Phasen
SENSIBLER INHALT
Die letzten Monate zogen sich wie Kaugummi, jeder Tag unendlich lang und doch verfolgte mich die Angst zu schnell zu leben, zu schnell am Ende meiner Tage zu sein, zu schnell ….einfach zu schnell und doch so quälend langsam…
2. November 2021, 8:55 Uhr ich stehe, wie schon immer, pünktlich vor der Haustür meiner Therapeutin. Ich habe sie die Woche davor angerufen und nach neuen Terminen gefragt, weil ich erneut an einem Punkt angekommen war, den ich selbst nicht bewältigen konnte. Der Termin verlief, als wären keine 2 Jahre seit dem letzten Termin vergangen. Meine Therapeutin erinnerte sich an alles, was ich ihr zuletzt erzählt hatte und ich fühlte mich direkt wieder geschützter und hoffnungsvoller.
Einige Wochen davor begannen Panik Attacken meinen Alltag zu stören. Es begann mit leichtem Herzrasen und Atembeschwerden. Ich dachte, dass geht schon wieder weg und versuchte mir selbst zu helfen mit physchologischen Büchern über Angststörungen und verschiedene Techniken Panik Attacken zu umgehen. Leider wurden die Attacken nur schlimmer. Nun dauerten sie manchmal bis zu einer Stunde, begleitet von Herzrasen, Übelkeit, Hyperventilation oder Atemnot und unkontrollierbarem Zittern sowie Zuckungen und Verkrampfungen. Dies sind natürlich nur die köperlichen Beschwerden, die psychischen waren weitaus unerträglicher… Je länger und häufiger ich die Attacken hatte, desto tiefer fiel ich erneut in ein dunkles Loch.
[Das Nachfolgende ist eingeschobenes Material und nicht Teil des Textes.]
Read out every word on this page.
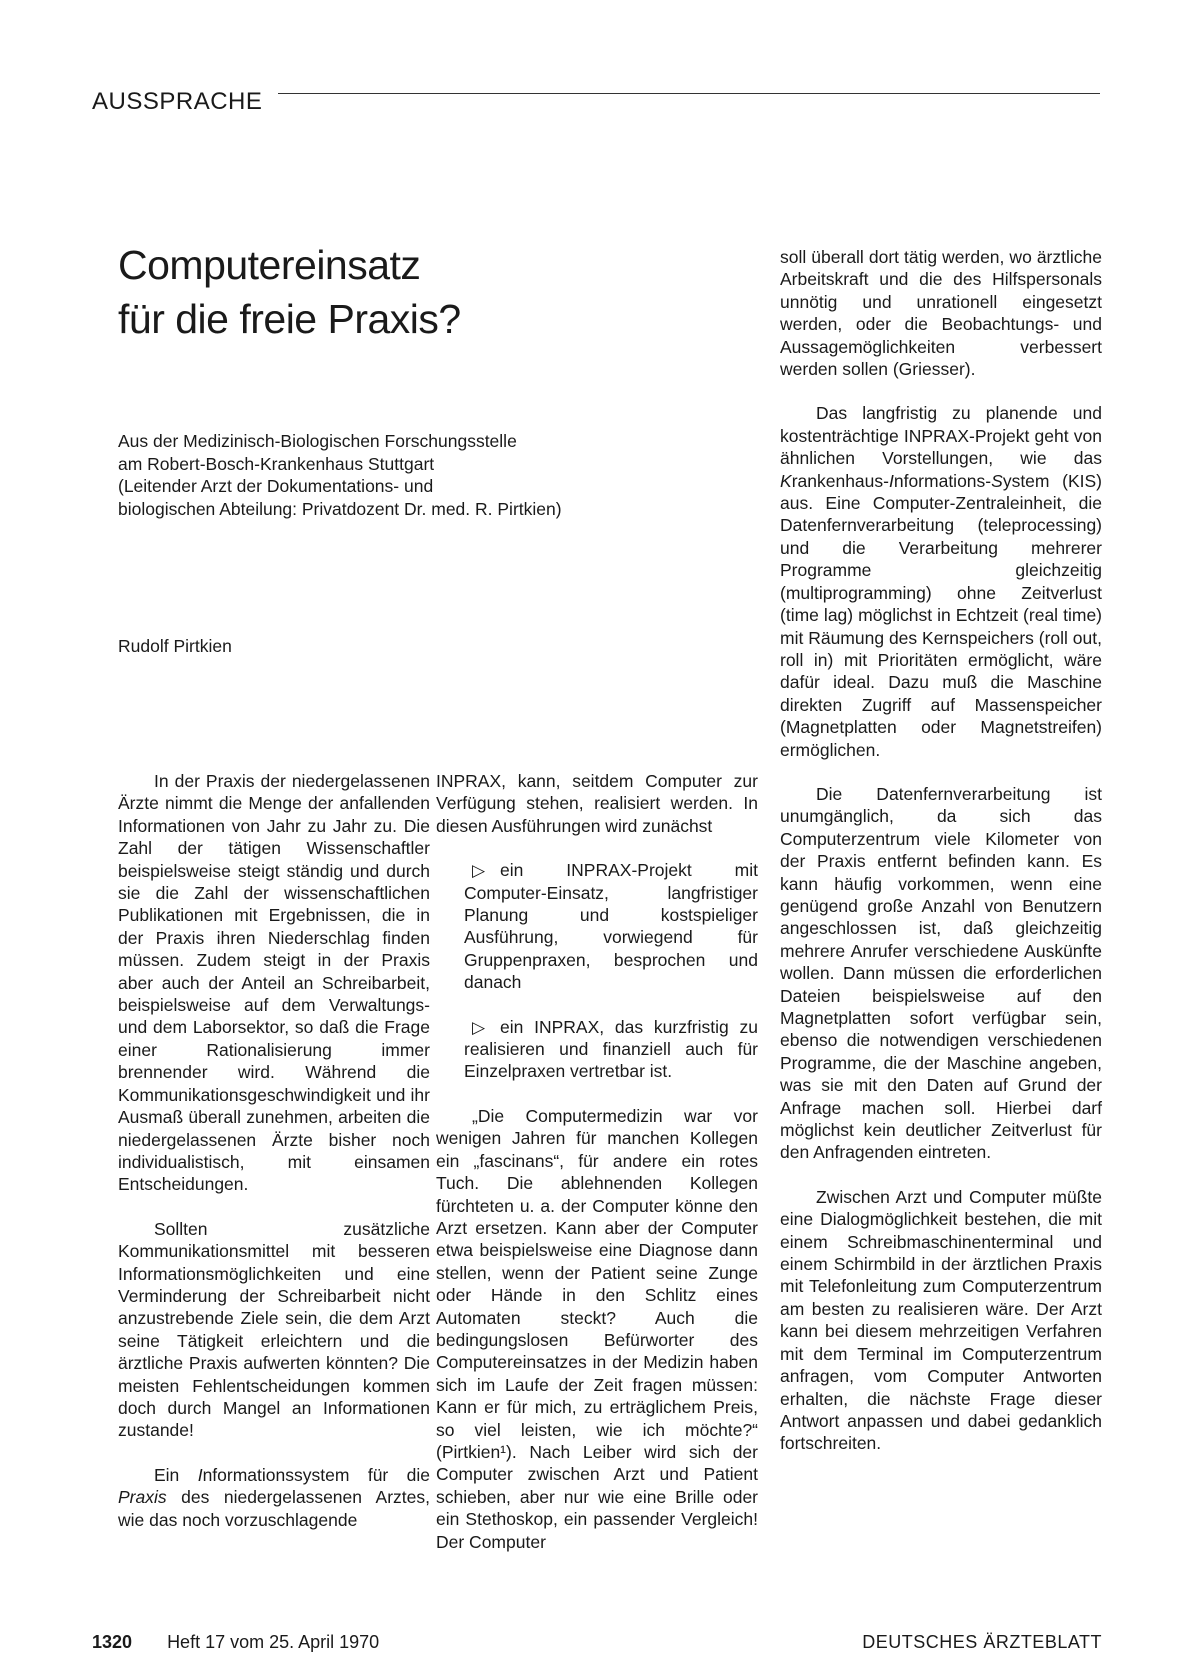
AUSSPRACHE
Computereinsatz
für die freie Praxis?
Aus der Medizinisch-Biologischen Forschungsstelle
am Robert-Bosch-Krankenhaus Stuttgart
(Leitender Arzt der Dokumentations- und
biologischen Abteilung: Privatdozent Dr. med. R. Pirtkien)
Rudolf Pirtkien

In der Praxis der niedergelassenen Ärzte nimmt die Menge der anfallenden Informationen von Jahr zu Jahr zu. Die Zahl der tätigen Wissenschaftler beispielsweise steigt ständig und durch sie die Zahl der wissenschaftlichen Publikationen mit Ergebnissen, die in der Praxis ihren Niederschlag finden müssen. Zudem steigt in der Praxis aber auch der Anteil an Schreibarbeit, beispielsweise auf dem Verwaltungs- und dem Laborsektor, so daß die Frage einer Rationalisierung immer brennender wird. Während die Kommunikationsgeschwindigkeit und ihr Ausmaß überall zunehmen, arbeiten die niedergelassenen Ärzte bisher noch individualistisch, mit einsamen Entscheidungen.

Sollten zusätzliche Kommunikationsmittel mit besseren Informationsmöglichkeiten und eine Verminderung der Schreibarbeit nicht anzustrebende Ziele sein, die dem Arzt seine Tätigkeit erleichtern und die ärztliche Praxis aufwerten könnten? Die meisten Fehlentscheidungen kommen doch durch Mangel an Informationen zustande!

Ein Informationssystem für die Praxis des niedergelassenen Arztes, wie das noch vorzuschlagende

INPRAX, kann, seitdem Computer zur Verfügung stehen, realisiert werden. In diesen Ausführungen wird zunächst

▷ ein INPRAX-Projekt mit Computer-Einsatz, langfristiger Planung und kostspieliger Ausführung, vorwiegend für Gruppenpraxen, besprochen und danach

▷ ein INPRAX, das kurzfristig zu realisieren und finanziell auch für Einzelpraxen vertretbar ist.

„Die Computermedizin war vor wenigen Jahren für manchen Kollegen ein „fascinans“, für andere ein rotes Tuch. Die ablehnenden Kollegen fürchteten u. a. der Computer könne den Arzt ersetzen. Kann aber der Computer etwa beispielsweise eine Diagnose dann stellen, wenn der Patient seine Zunge oder Hände in den Schlitz eines Automaten steckt? Auch die bedingungslosen Befürworter des Computereinsatzes in der Medizin haben sich im Laufe der Zeit fragen müssen: Kann er für mich, zu erträglichem Preis, so viel leisten, wie ich möchte?“ (Pirtkien¹). Nach Leiber wird sich der Computer zwischen Arzt und Patient schieben, aber nur wie eine Brille oder ein Stethoskop, ein passender Vergleich! Der Computer

soll überall dort tätig werden, wo ärztliche Arbeitskraft und die des Hilfspersonals unnötig und unrationell eingesetzt werden, oder die Beobachtungs- und Aussagemöglichkeiten verbessert werden sollen (Griesser).

Das langfristig zu planende und kostenträchtige INPRAX-Projekt geht von ähnlichen Vorstellungen, wie das Krankenhaus-Informations-System (KIS) aus. Eine Computer-Zentraleinheit, die Datenfernverarbeitung (teleprocessing) und die Verarbeitung mehrerer Programme gleichzeitig (multiprogramming) ohne Zeitverlust (time lag) möglichst in Echtzeit (real time) mit Räumung des Kernspeichers (roll out, roll in) mit Prioritäten ermöglicht, wäre dafür ideal. Dazu muß die Maschine direkten Zugriff auf Massenspeicher (Magnetplatten oder Magnetstreifen) ermöglichen.

Die Datenfernverarbeitung ist unumgänglich, da sich das Computerzentrum viele Kilometer von der Praxis entfernt befinden kann. Es kann häufig vorkommen, wenn eine genügend große Anzahl von Benutzern angeschlossen ist, daß gleichzeitig mehrere Anrufer verschiedene Auskünfte wollen. Dann müssen die erforderlichen Dateien beispielsweise auf den Magnetplatten sofort verfügbar sein, ebenso die notwendigen verschiedenen Programme, die der Maschine angeben, was sie mit den Daten auf Grund der Anfrage machen soll. Hierbei darf möglichst kein deutlicher Zeitverlust für den Anfragenden eintreten.

Zwischen Arzt und Computer müßte eine Dialogmöglichkeit bestehen, die mit einem Schreibmaschinenterminal und einem Schirmbild in der ärztlichen Praxis mit Telefonleitung zum Computerzentrum am besten zu realisieren wäre. Der Arzt kann bei diesem mehrzeitigen Verfahren mit dem Terminal im Computerzentrum anfragen, vom Computer Antworten erhalten, die nächste Frage dieser Antwort anpassen und dabei gedanklich fortschreiten.

1320 Heft 17 vom 25. April 1970	DEUTSCHES ÄRZTEBLATT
Ein anderes, noch nicht bekanntes Loch…
Die Angst, die die Attacken auslöste, kannte ich bereits… sie war eine sehr sehr alte Bekannte aus meiner Kindheit. Die Angst vorm Sterben. Die unausweichliche und unkontrollierbare Gewissheit eines Endes…
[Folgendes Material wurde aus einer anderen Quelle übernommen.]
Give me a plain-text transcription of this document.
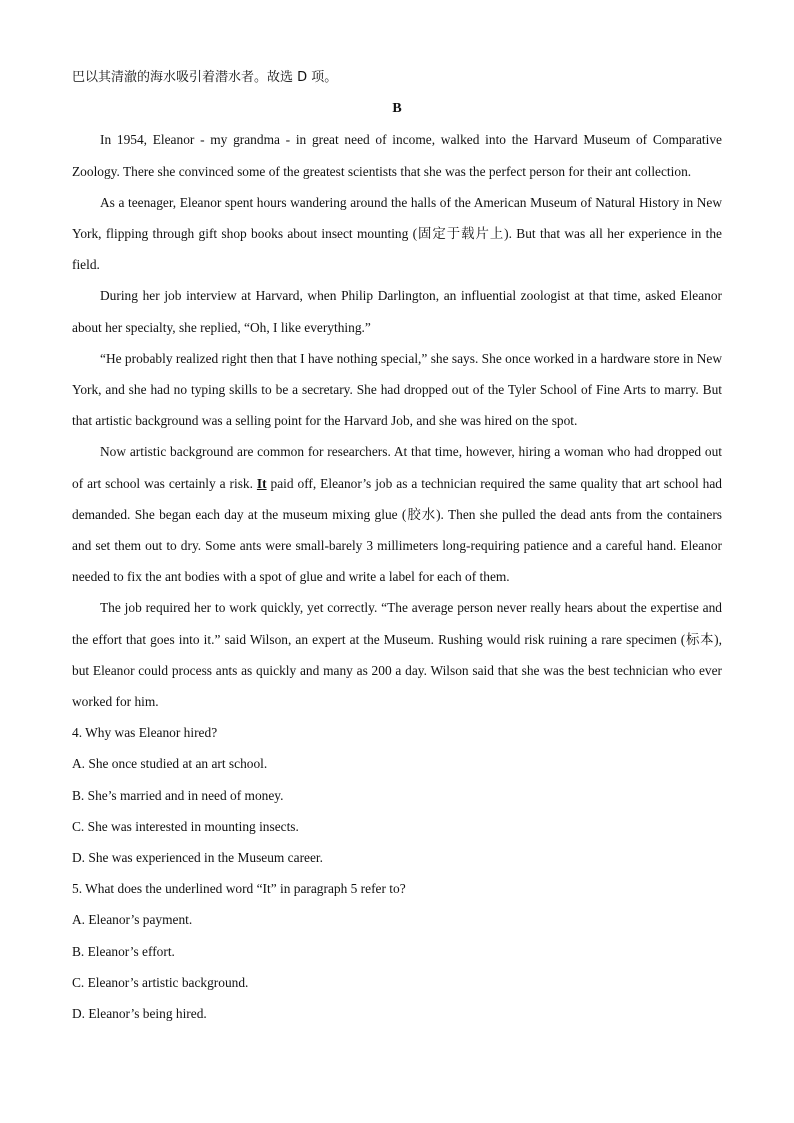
巴以其清澈的海水吸引着潜水者。故选 D 项。

B

In 1954, Eleanor - my grandma - in great need of income, walked into the Harvard Museum of Comparative Zoology. There she convinced some of the greatest scientists that she was the perfect person for their ant collection.

As a teenager, Eleanor spent hours wandering around the halls of the American Museum of Natural History in New York, flipping through gift shop books about insect mounting (固定于载片上). But that was all her experience in the field.

During her job interview at Harvard, when Philip Darlington, an influential zoologist at that time, asked Eleanor about her specialty, she replied, “Oh, I like everything.”

“He probably realized right then that I have nothing special,” she says. She once worked in a hardware store in New York, and she had no typing skills to be a secretary. She had dropped out of the Tyler School of Fine Arts to marry. But that artistic background was a selling point for the Harvard Job, and she was hired on the spot.

Now artistic background are common for researchers. At that time, however, hiring a woman who had dropped out of art school was certainly a risk. It paid off, Eleanor’s job as a technician required the same quality that art school had demanded. She began each day at the museum mixing glue (胶水). Then she pulled the dead ants from the containers and set them out to dry. Some ants were small-barely 3 millimeters long-requiring patience and a careful hand. Eleanor needed to fix the ant bodies with a spot of glue and write a label for each of them.

The job required her to work quickly, yet correctly. “The average person never really hears about the expertise and the effort that goes into it.” said Wilson, an expert at the Museum. Rushing would risk ruining a rare specimen (标本), but Eleanor could process ants as quickly and many as 200 a day. Wilson said that she was the best technician who ever worked for him.

4. Why was Eleanor hired?

A. She once studied at an art school.

B. She’s married and in need of money.

C. She was interested in mounting insects.

D. She was experienced in the Museum career.

5. What does the underlined word “It” in paragraph 5 refer to?

A. Eleanor’s payment.

B. Eleanor’s effort.

C. Eleanor’s artistic background.

D. Eleanor’s being hired.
Meine Therapeutin konzentrierte sich vorallem darauf, den Attacken keinen Raum zu lassen und meine Gedanken auf das Hier und Jetzt zu lenken. Was mir dann plötzlich garnicht mehr so schwer fiel, denn ich kam einem großen Traum sehr sehr nahe, konnte ihn schon fast anfassen, arbeitete jeden Tag stundenlang an der Umsetzung und gab mein Herz und Hirn in jeden Aspekt dieses Traumes - dann platzte er.
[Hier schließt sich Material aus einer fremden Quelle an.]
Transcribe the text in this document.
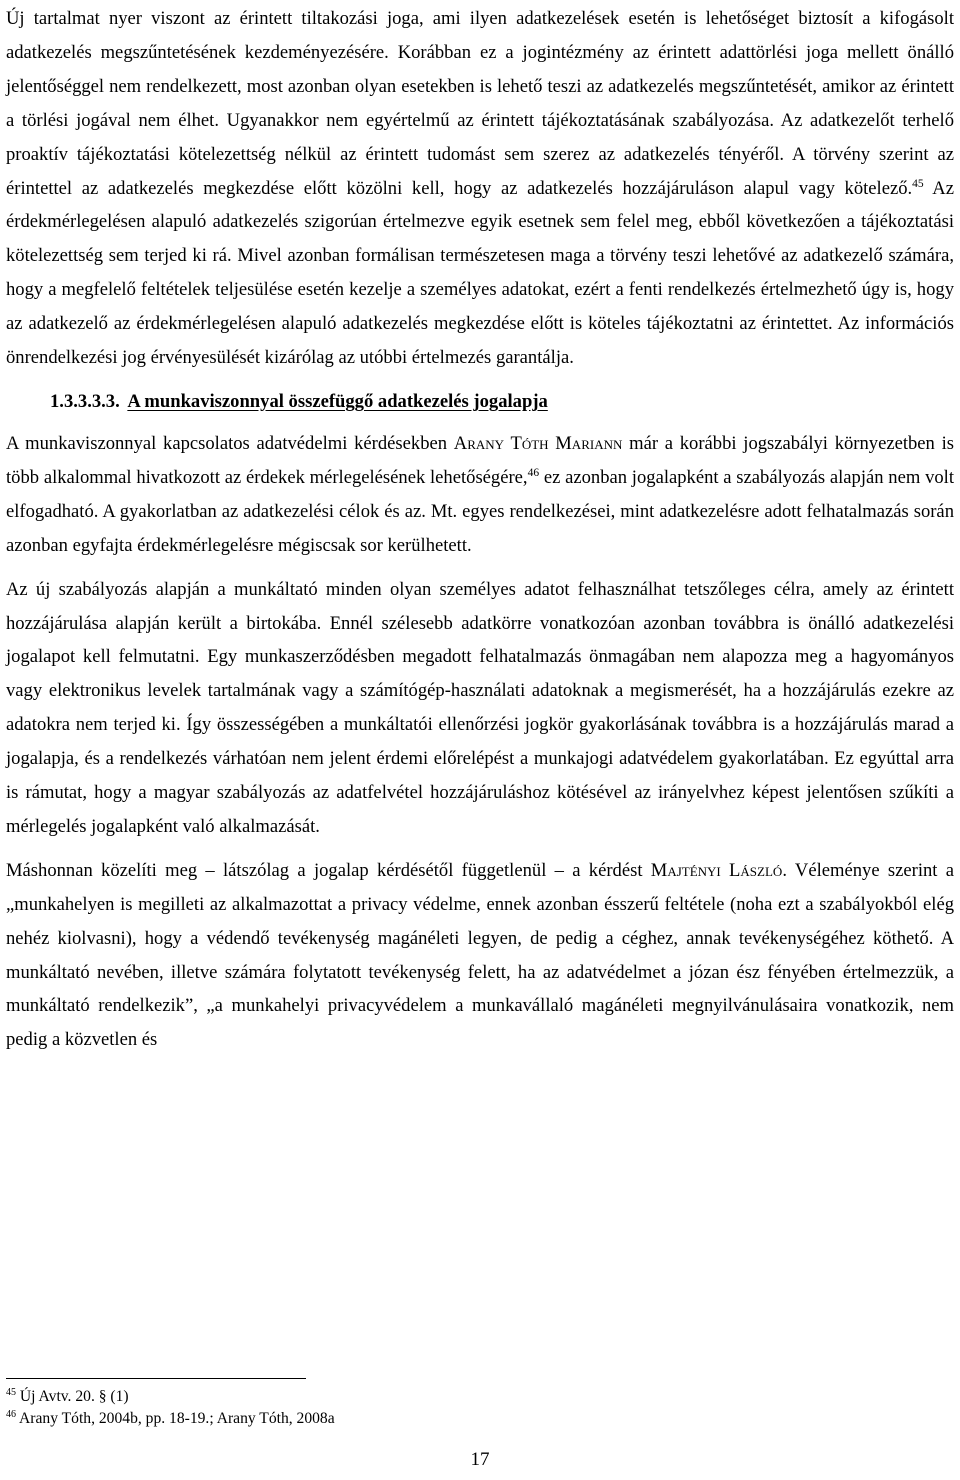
Új tartalmat nyer viszont az érintett tiltakozási joga, ami ilyen adatkezelések esetén is lehetőséget biztosít a kifogásolt adatkezelés megszűntetésének kezdeményezésére. Korábban ez a jogintézmény az érintett adattörlési joga mellett önálló jelentőséggel nem rendelkezett, most azonban olyan esetekben is lehető teszi az adatkezelés megszűntetését, amikor az érintett a törlési jogával nem élhet. Ugyanakkor nem egyértelmű az érintett tájékoztatásának szabályozása. Az adatkezelőt terhelő proaktív tájékoztatási kötelezettség nélkül az érintett tudomást sem szerez az adatkezelés tényéről. A törvény szerint az érintettel az adatkezelés megkezdése előtt közölni kell, hogy az adatkezelés hozzájáruláson alapul vagy kötelező.$^{45}$ Az érdekmérlegelésen alapuló adatkezelés szigorúan értelmezve egyik esetnek sem felel meg, ebből következően a tájékoztatási kötelezettség sem terjed ki rá. Mivel azonban formálisan természetesen maga a törvény teszi lehetővé az adatkezelő számára, hogy a megfelelő feltételek teljesülése esetén kezelje a személyes adatokat, ezért a fenti rendelkezés értelmezhető úgy is, hogy az adatkezelő az érdekmérlegelésen alapuló adatkezelés megkezdése előtt is köteles tájékoztatni az érintettet. Az információs önrendelkezési jog érvényesülését kizárólag az utóbbi értelmezés garantálja.

1.3.3.3.3. A munkaviszonnyal összefüggő adatkezelés jogalapja

A munkaviszonnyal kapcsolatos adatvédelmi kérdésekben Arany Tóth Mariann már a korábbi jogszabályi környezetben is több alkalommal hivatkozott az érdekek mérlegelésének lehetőségére,$^{46}$ ez azonban jogalapként a szabályozás alapján nem volt elfogadható. A gyakorlatban az adatkezelési célok és az. Mt. egyes rendelkezései, mint adatkezelésre adott felhatalmazás során azonban egyfajta érdekmérlegelésre mégiscsak sor kerülhetett.

Az új szabályozás alapján a munkáltató minden olyan személyes adatot felhasználhat tetszőleges célra, amely az érintett hozzájárulása alapján került a birtokába. Ennél szélesebb adatkörre vonatkozóan azonban továbbra is önálló adatkezelési jogalapot kell felmutatni. Egy munkaszerződésben megadott felhatalmazás önmagában nem alapozza meg a hagyományos vagy elektronikus levelek tartalmának vagy a számítógép-használati adatoknak a megismerését, ha a hozzájárulás ezekre az adatokra nem terjed ki. Így összességében a munkáltatói ellenőrzési jogkör gyakorlásának továbbra is a hozzájárulás marad a jogalapja, és a rendelkezés várhatóan nem jelent érdemi előrelépést a munkajogi adatvédelem gyakorlatában. Ez egyúttal arra is rámutat, hogy a magyar szabályozás az adatfelvétel hozzájáruláshoz kötésével az irányelvhez képest jelentősen szűkíti a mérlegelés jogalapként való alkalmazását.

Máshonnan közelíti meg – látszólag a jogalap kérdésétől függetlenül – a kérdést Majtényi László. Véleménye szerint a „munkahelyen is megilleti az alkalmazottat a privacy védelme, ennek azonban ésszerű feltétele (noha ezt a szabályokból elég nehéz kiolvasni), hogy a védendő tevékenység magánéleti legyen, de pedig a céghez, annak tevékenységéhez köthető. A munkáltató nevében, illetve számára folytatott tevékenység felett, ha az adatvédelmet a józan ész fényében értelmezzük, a munkáltató rendelkezik”, „a munkahelyi privacyvédelem a munkavállaló magánéleti megnyilvánulásaira vonatkozik, nem pedig a közvetlen és

$^{45}$ Új Avtv. 20. § (1)
$^{46}$ Arany Tóth, 2004b, pp. 18-19.; Arany Tóth, 2008a
17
Aus die Maus. Du hast es verkackt. Bist nicht genug. Deine Idee war nicht überzeugend. Loser.
Der immense Stress dem mein Körper wochenlang ausgesetzt war, verleitete mich dazu viel auszuruhen, zu liegen, zu weinen, zu schlafen. Ich vernachlässigte jegliche Körperhygiene, wechselte oft tagelang meine Kleidung nicht und konnte mich nichtmal aufraffen Essen zuzubereiten. Ich verschanzte mich auf dem Sofa, traf keine Freunde mehr und konnte irgendwann nichtmal mehr alleine rausgehen um einzukaufen oder Atlas Gassi zu führen. Ich begann ausgelaugt von Dingen zu sein, die ich vorher gerne bzw. locker gemacht habe. Ich hatte keine Energie mehr meinen Freunden zuzuhören, keine Energie mehr an einem “normalen” Alltag teil zu nehmen. Ich weinte viel und fühlte mich innerlich leer und gleichzeitig so voller Traurigkeit und dunkler Gedanken. Ich hatte keinen Willen mehr, keine Lebensfreude. Ich bestand nur noch aus dunkler Materie…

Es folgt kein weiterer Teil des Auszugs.